A Remedy for Fairfax County’s Taxpayer Giveaway to Unions
Use of taxpayer funds should be reserved for purely public purposes, not the private benefit of an individual, corporation, or association. Yet, some Virginia public employee unions, which are officially private organizations, receive a direct subsidy from local governments in the form of release time, a practice that allows public employees to conduct union business during working hours without loss of pay.
Fortunately, a provision in Virginia’s constitution, known as the “Gift Clause,” bans government subsidies that primarily benefit private entities. Virginia’s constitution states:
Neither the credit of the Commonwealth nor of any county, city, town, or regional government shall be directly or indirectly, under any device or pretense whatsoever, granted to or in aid of any person, association, or corporation …
In a procedural memo, Fairfax County Public Schools (FCPS) outlines approved release time activity. According to the memo, permissible release time activity includes attending “employee group meetings, meetings with the Board of Supervisors … participation on committees or task forces established to review employee-related issues.”

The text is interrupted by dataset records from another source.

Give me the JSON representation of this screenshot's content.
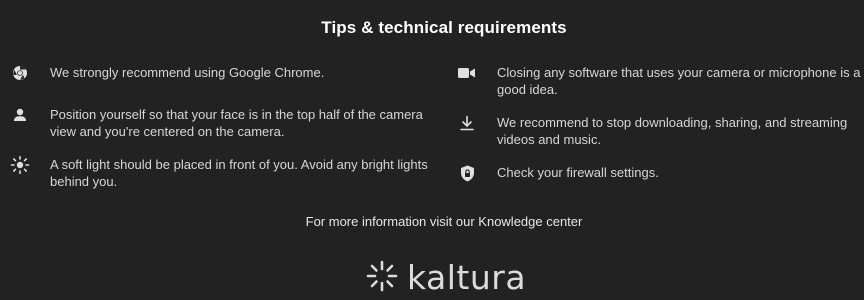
{
  "header": {
    "title": "Tips & technical requirements"
  },
  "tips_left": [
    {
      "icon": "chrome-icon",
      "text": "We strongly recommend using Google Chrome."
    },
    {
      "icon": "person-icon",
      "text": "Position yourself so that your face is in the top half of the camera view and you're centered on the camera."
    },
    {
      "icon": "light-icon",
      "text": "A soft light should be placed in front of you. Avoid any bright lights behind you."
    }
  ],
  "tips_right": [
    {
      "icon": "camera-icon",
      "text": "Closing any software that uses your camera or microphone is a good idea."
    },
    {
      "icon": "download-icon",
      "text": "We recommend to stop downloading, sharing, and streaming videos and music."
    },
    {
      "icon": "shield-lock-icon",
      "text": "Check your firewall settings."
    }
  ],
  "footer": {
    "info": "For more information visit our Knowledge center",
    "brand": "kaltura"
  },
  "colors": {
    "background": "#222222",
    "title": "#ffffff",
    "text": "#d6d6d6",
    "icon": "#e0e0e0"
  }
}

This amounts to paying unionized government employees to lobby government officials, which often conflicts with taxpayer interests and may force taxpayers to fund political activity they oppose. Each union receives 240 hours per year to meet with the Board of Supervisors and attend various committee meetings (there are 10 unions that receive the taxpayer funded subsidy).
FCPS employees are also permitted to attend union conventions or conferences on release time—each union is allotted another 240 hours per year for this purpose. These conferences may be purely political in purpose. There is no restriction on what kinds of conferences or conventions union employees may attend.
Preparing and assisting union members with a grievance is also a permissible release time activity. There is no limit on how much release time a union may use for this purpose.
All the above release time activity is purportedly approved and supervised by FCPS so that there is no disruption to operations arising from the government employee’s absence. Audits of release time are required periodically. Unfortunately, a Center on National Labor Policy report notes that the information gleaned from public record request documents and confidential conversations with a Fairfax County supervisor show that release time record-keeping is “lackadaisical” and “non-existing auditing prevent accurate assessment of costs.” In addition, the union is responsible for tracking and recording release time, which raises further questions about the transparency of the practice.
Overall, activity performed on release time serves the interests of unions. Unions, not taxpayers, should incur those costs, which FCPS has been paying for since 1986, despite the constitutional restriction on granting public aid to private entities.